Great Smoky Mountains was the first big national park established in the eastern United States. The National Park Service was still quite new when the goal of forming a national park in the southern Appalachians began to take shape. Forming the park was a major undertaking because the land was in private ownership and had to be purchased with money raised from private donations. Yet the project was vitally important to make the National Park System truly national in scope. The grassroots effort started in the 1920's and was carried to completion under Park Service leadership in the 1930's and 40's.
Even back then the park's advocates saw the need to have a mountain playground in the East to serve the masses of working families who could not reach the many national parks in the West. In postwar America, as public use of national parks surged, Great Smoky Mountains National Park became the most popular national park in the nation.

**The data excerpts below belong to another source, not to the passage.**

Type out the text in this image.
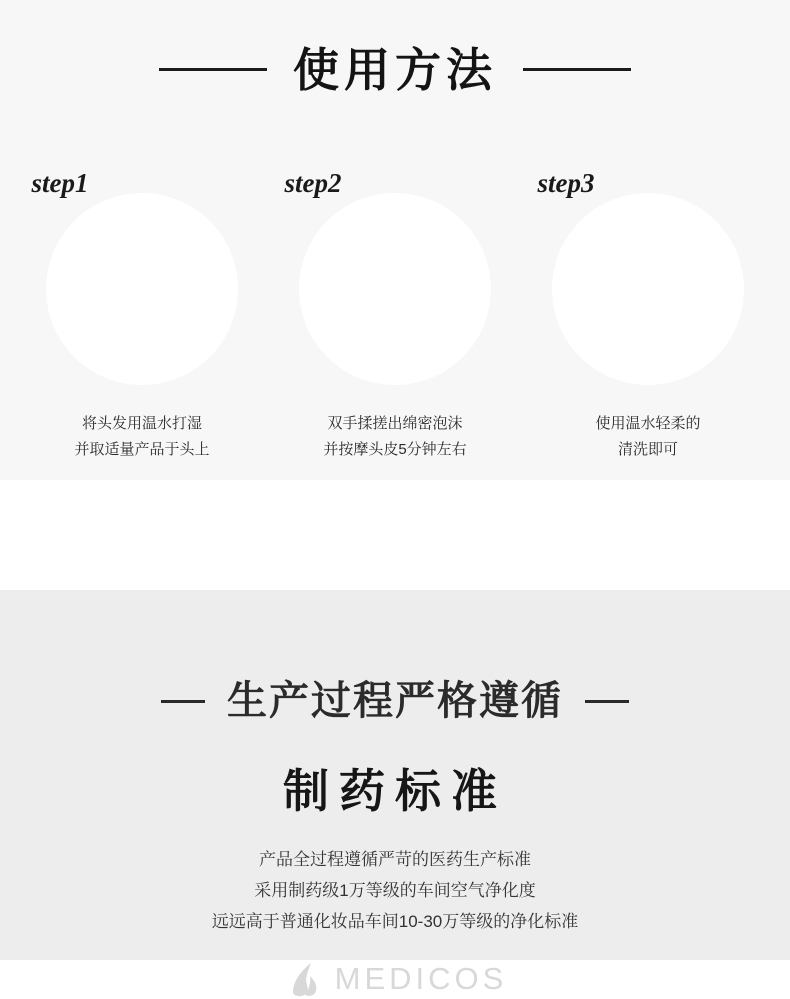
使用方法
step1
将头发用温水打湿
并取适量产品于头上
step2
双手揉搓出绵密泡沫
并按摩头皮5分钟左右
step3
使用温水轻柔的
清洗即可
生产过程严格遵循
制药标准
产品全过程遵循严苛的医药生产标准
采用制药级1万等级的车间空气净化度
远远高于普通化妆品车间10-30万等级的净化标准
MEDICOS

Writing the administrative history of this park was an exciting challenge as there were a great many management issues and long-fought conservation battles to cover. I gained a new appreciation for the often maligned director of the National Park Service in the 1930's, Arno B. Cammerer.
It was personally rewarding to work with an old friend on this project. Steve Kemp is with the Great Smoky Mountains Association, and he and I were pals from years ago when we met as summer employees at Signal Mountain Lodge in Grand Teton National Park, each of us still in our teens. That summer we not only forged a deep friendship, we also found a connection to national parks that has served us ever since.